I understand that you would like to know whether direct scraping of web pages
is allowed and you would like to know this since some of the sellers are
selling their apps through direct scraping of data. I really agree with your
query and I will surely assist you with your issue!

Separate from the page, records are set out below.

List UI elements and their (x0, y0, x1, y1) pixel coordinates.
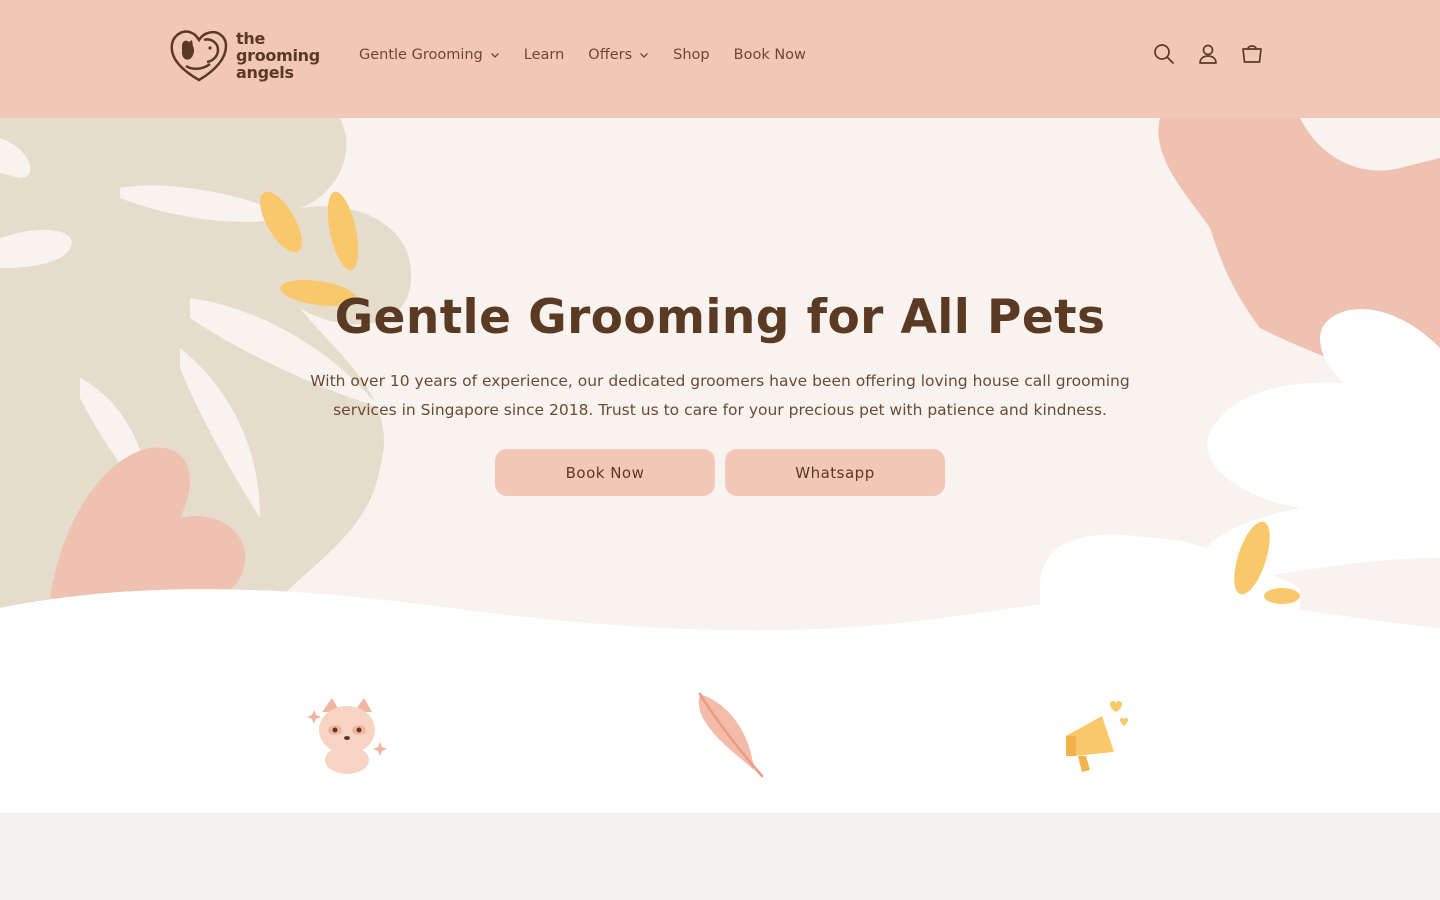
nav-learn[interactable]: Learn (524, 47, 565, 63)
brand-name: the grooming angels (236, 30, 320, 81)
feather-icon (698, 692, 764, 778)
sparkling-cat-icon (307, 698, 387, 774)
hero-title: Gentle Grooming for All Pets (334, 290, 1106, 345)
nav-label: Book Now (733, 47, 806, 63)
search-button[interactable] (1150, 40, 1178, 68)
brand-line-3: angels (236, 62, 294, 82)
search-icon (1154, 44, 1174, 64)
chevron-down-icon (640, 53, 649, 58)
features-section (0, 638, 1440, 813)
hero-content: Gentle Grooming for All Pets With over 1… (0, 290, 1440, 496)
nav-label: Gentle Grooming (359, 47, 483, 63)
heart-pets-logo-icon (170, 30, 228, 82)
nav-label: Shop (673, 47, 710, 63)
nav-gentle-grooming[interactable]: Gentle Grooming (359, 47, 500, 63)
hero-buttons: Book Now Whatsapp (0, 449, 1440, 496)
cart-button[interactable] (1238, 40, 1266, 68)
megaphone-hearts-icon (1066, 701, 1128, 772)
main-nav: Gentle Grooming Learn Offers Shop Book N… (359, 0, 830, 110)
hero-section: Gentle Grooming for All Pets With over 1… (0, 118, 1440, 638)
nav-offers[interactable]: Offers (588, 47, 649, 63)
nav-shop[interactable]: Shop (673, 47, 709, 63)
nav-label: Learn (523, 47, 565, 63)
account-icon (1199, 44, 1217, 64)
account-button[interactable] (1194, 40, 1222, 68)
book-now-button[interactable]: Book Now (495, 449, 715, 496)
whatsapp-button[interactable]: Whatsapp (725, 449, 945, 496)
brand-logo[interactable]: the grooming angels (168, 26, 328, 84)
header-actions (1150, 40, 1282, 68)
hero-description: With over 10 years of experience, our de… (310, 372, 1130, 419)
page-bottom-area (0, 813, 1440, 900)
site-header: the grooming angels Gentle Grooming Lear… (0, 0, 1440, 118)
nav-label: Offers (588, 47, 633, 63)
chevron-down-icon (490, 53, 499, 58)
cart-icon (1242, 45, 1262, 63)
nav-book-now[interactable]: Book Now (734, 47, 806, 63)
brand-line-2: grooming (236, 45, 320, 65)
brand-line-1: the (236, 28, 265, 48)
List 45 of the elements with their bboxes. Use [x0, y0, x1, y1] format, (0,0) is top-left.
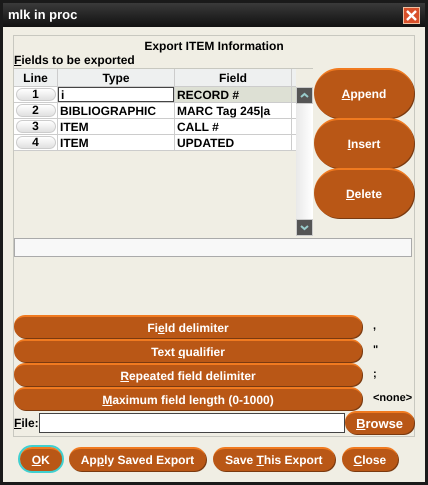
close-button[interactable]: [403, 6, 420, 24]
table-cell-text: MARC Tag 245|a: [176, 102, 272, 120]
option-button[interactable]: Text qualifier: [14, 339, 362, 362]
panel-heading: Export ITEM Information: [143, 39, 285, 53]
table-cell-text: ITEM: [59, 134, 90, 152]
column-header: Line: [14, 69, 58, 86]
option-value: ,: [373, 319, 376, 334]
type-input[interactable]: i: [58, 87, 174, 102]
scroll-up-icon[interactable]: [296, 87, 313, 104]
option-value: <none>: [373, 391, 412, 406]
table-row[interactable]: 2 BIBLIOGRAPHIC MARC Tag 245|a: [14, 103, 296, 119]
column-header: Field: [175, 69, 292, 86]
browse-button[interactable]: Browse: [345, 411, 414, 434]
line-number-button[interactable]: 2: [16, 104, 56, 117]
action-button[interactable]: Insert: [314, 118, 414, 168]
file-input[interactable]: [38, 412, 346, 432]
action-button[interactable]: Delete: [314, 168, 414, 218]
table-cell-text: UPDATED: [176, 134, 236, 152]
footer-button[interactable]: Close: [342, 447, 398, 471]
table-row[interactable]: 1 i RECORD #: [14, 87, 296, 103]
file-label: File:: [14, 414, 39, 432]
fields-label: Fields to be exported: [14, 53, 136, 67]
action-button[interactable]: Append: [314, 68, 414, 118]
table-row[interactable]: 3 ITEM CALL #: [14, 119, 296, 135]
footer-button[interactable]: OK: [20, 447, 62, 471]
table-cell-text: BIBLIOGRAPHIC: [59, 102, 157, 120]
table-cell-text: ITEM: [59, 118, 90, 136]
line-number-button[interactable]: 1: [16, 88, 56, 101]
table-cell-text: RECORD #: [176, 86, 240, 104]
scroll-down-icon[interactable]: [296, 219, 313, 236]
footer-button[interactable]: Apply Saved Export: [68, 447, 206, 471]
column-header: Type: [58, 69, 175, 86]
option-button[interactable]: Field delimiter: [14, 315, 362, 338]
table-cell-text: CALL #: [176, 118, 220, 136]
close-icon: [406, 10, 417, 20]
table-row[interactable]: 4 ITEM UPDATED: [14, 135, 296, 151]
option-button[interactable]: Repeated field delimiter: [14, 363, 362, 386]
option-value: ": [373, 343, 378, 358]
line-number-button[interactable]: 3: [16, 120, 56, 133]
window-title: mlk in proc: [8, 6, 78, 24]
scrollbar[interactable]: [296, 87, 313, 236]
option-button[interactable]: Maximum field length (0-1000): [14, 387, 362, 410]
option-value: ;: [373, 367, 377, 382]
footer-button[interactable]: Save This Export: [213, 447, 335, 471]
line-number-button[interactable]: 4: [16, 136, 56, 149]
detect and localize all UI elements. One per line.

I would like to inform you that yes, you can very well perform direct scraping
of data from Amazon web pages. Further there will be no issues in scraping of
data and it is allowed to do. If you are using Amazon web services it is added
advantage and then you can web scrap using it. Further, I would like to inform
you that there are many third party software are APIs available on google
which you can use to scrap the data.

You can enroll and access more details through the below link regarding Amazon
web services:-
[https://aws.amazon.com/free/?sc_channel=PS&sc_campaign=acqui...](https://aws.amazon.com/free/?sc_channel=PS&sc_campaign=acquisition_IN&sc_publisher=google&sc_medium=ACQ-P%7CPS-
GO%7CBrand%7CDesktop%7CSU%7CCore%7CCore%7CIN%7CEN%7CText&sc_content=Brand_Low_Traffic_bmm&sc_detail=%2Bamazon%20%2Bweb&sc_category=Core&sc_segment=293607067656&sc_matchtype=b&sc_country=IN&s_kwcid=AL!4422!3!293607067656!b!!g!!%2Bamazon%20%2Bweb&ef_id=EAIaIQobChMIvprwlrXB4AIVWKSWCh0yrwrIEAAYASAAEgKM9_D_BwE:G:s)

------
greenyoda
It's explicitly prohibited. See the "Conditions of Use" link at the bottom of
their page. It says:

"This license does not include any resale or commercial use of any Amazon
Service, or its contents; any collection and use of any product listings,
descriptions, or prices; any derivative use of any Amazon Service or its
contents; any downloading, copying, or other use of account information for
the benefit of any third party; or any use of data mining, robots, or similar
data gathering and extraction tools."

[https://www.amazon.com/gp/help/customer/display.html/ref=foo...](https://www.amazon.com/gp/help/customer/display.html/ref=footer_cou?ie=UTF8&nodeId=508088)